There is no doubt whatever in my mind that the general thrust of the NutriLite marketing was fraudulent in content and intent: I, myself, heard claims of various miraculous cures of many conditions, including cancer. Though they did not make claims of this nature in print pieces at that time (at least after the decree), sales people found the prohibition easy to circumvent in their person-to-person efforts and were actively educated with "case histories" in sales meetings and encouraged in their use to their customer bases.
Several years later, I became acquainted with another such salesperson, totally unacquainted with the first or her local organization (she was the mother of a friend in another place). But she had many of the very same stories as the first lady--all purported to be of people with whom she was acquainted. But, despite both of those ladies' complicity in spreading claims of whose truth they knew nothing whatsoever, my best impression is that neither was intentionally deceitful: both thought they were just "doing good" with their stories (and it didn't hurt none if they made a few bucks at the same time, I reckon).

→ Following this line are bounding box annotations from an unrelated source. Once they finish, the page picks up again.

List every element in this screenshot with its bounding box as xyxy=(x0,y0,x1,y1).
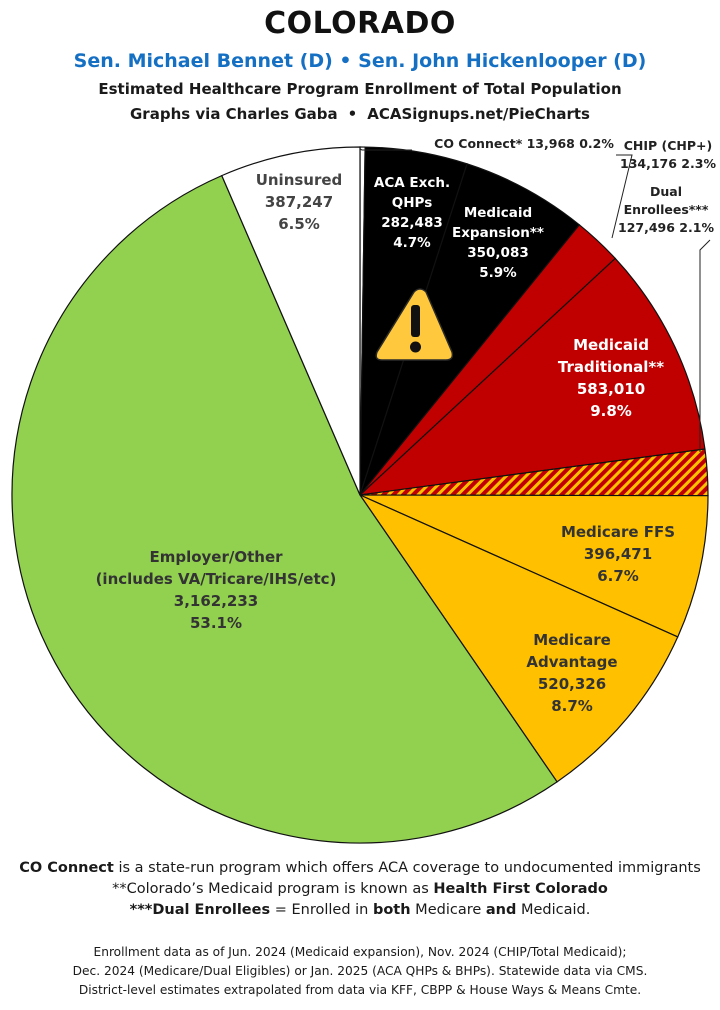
senators-subtitle: Sen. Michael Bennet (D) • Sen. John Hick… xyxy=(73,50,647,72)
slice-label-employer-other: Employer/Other (includes VA/Tricare/IHS/e… xyxy=(96,548,337,632)
footnote-text: Medicaid. xyxy=(516,902,591,918)
website-link[interactable]: ACASignups.net/PieCharts xyxy=(367,105,590,123)
pie-slice-medicaid xyxy=(358,257,706,496)
credit-line: Graphs via Charles Gaba • ACASignups.net/P… xyxy=(0,105,720,123)
pie-slice-uninsured xyxy=(221,146,361,496)
leader-line-dual-enrollees xyxy=(699,239,711,452)
warning-triangle-icon xyxy=(375,288,454,361)
slice-label-dual: Dual Enrollees*** 127,496 2.1% xyxy=(618,184,714,235)
slice-label-medicare-ffs: Medicare FFS 396,471 6.7% xyxy=(561,523,675,585)
pie-slice-medicare xyxy=(358,493,679,783)
pie-chart: CO Connect* 13,968 0.2% ACA Exch. QHPs 282,… xyxy=(11,136,716,844)
pie-slice-medicaid xyxy=(359,163,581,496)
footnote-line: ***Dual Enrollees = Enrolled in both Med… xyxy=(0,900,720,921)
page-title: COLORADO xyxy=(264,6,456,41)
slice-label-medicaid: Medicaid Traditional** 583,010 9.8% xyxy=(558,336,664,420)
source-line: District-level estimates extrapolated fr… xyxy=(78,983,642,997)
footnote-line: **Colorado’s Medicaid program is known a… xyxy=(0,879,720,900)
footnotes: CO Connect is a state-run program which … xyxy=(0,858,720,921)
footnote-text: is a state-run program which offers ACA … xyxy=(113,860,701,876)
source-line: Dec. 2024 (Medicare/Dual Eligibles) or J… xyxy=(72,964,648,978)
bullet-separator: • xyxy=(347,105,358,123)
footnote-text: Medicare xyxy=(410,902,486,918)
leader-line-chip xyxy=(611,154,633,239)
footnote-text: and xyxy=(485,902,517,918)
footnote-text: both xyxy=(372,902,411,918)
slice-label-chip-chp: CHIP (CHP+) 134,176 2.3% xyxy=(620,138,716,171)
slice-label-medicare: Medicare Advantage 520,326 8.7% xyxy=(526,631,617,715)
slice-label-co-connect-13-968-0-2: CO Connect* 13,968 0.2% xyxy=(434,136,614,151)
footnote-text: **Colorado’s Medicaid program is known a… xyxy=(112,881,434,897)
footnote-text: = Enrolled in xyxy=(270,902,373,918)
chart-description: Estimated Healthcare Program Enrollment … xyxy=(98,80,622,98)
slice-label-aca-exch: ACA Exch. QHPs 282,483 4.7% xyxy=(374,175,450,251)
credit-text: Graphs via Charles Gaba xyxy=(130,105,338,123)
source-line: Enrollment data as of Jun. 2024 (Medicai… xyxy=(93,945,627,959)
footnote-text: CO Connect xyxy=(19,860,114,876)
slice-label-medicaid: Medicaid Expansion** 350,083 5.9% xyxy=(452,205,544,281)
pie-slice-employer-other xyxy=(11,174,558,844)
footnote-text: ***Dual Enrollees xyxy=(129,902,271,918)
footnote-line: CO Connect is a state-run program which … xyxy=(0,858,720,879)
slice-label-uninsured: Uninsured 387,247 6.5% xyxy=(256,171,343,233)
source-notes: Enrollment data as of Jun. 2024 (Medicai… xyxy=(0,943,720,1000)
footnote-text: Health First Colorado xyxy=(433,881,608,897)
leader-line-co-connect xyxy=(359,148,412,151)
pie-slice-medicare-ffs xyxy=(359,494,709,638)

My guess is that the authorities never accomplish much that the market won't anyway and I've long ago been convinced that the efforts of authorities in this area (except, perhaps in the most egregious cases involving risk to life or health) amount to nothing more than a waste of time. "Alternative medicine," astrology, spiritualism, and various brands of paranormalism flourish today as never before, with some actually adopted in leading universities and as recipients of government spending. When all is said and done, the main thrusts of most of the political programs are akin to phony nostrums and do more damage than the frauds ever dreamt of.
There are "skeptical" organizations devoted to combatting some types of frauds and most of them seem committed to convincing authority of the need for crackdown, etc. JREF (randi.org) is one such and a good one, from a technical and educational viewpoint; but just as notably, they're dominated by a left-liberal mindset in which authority is the best hope for insuring that mens' minds are filled with "the right kind of thinking."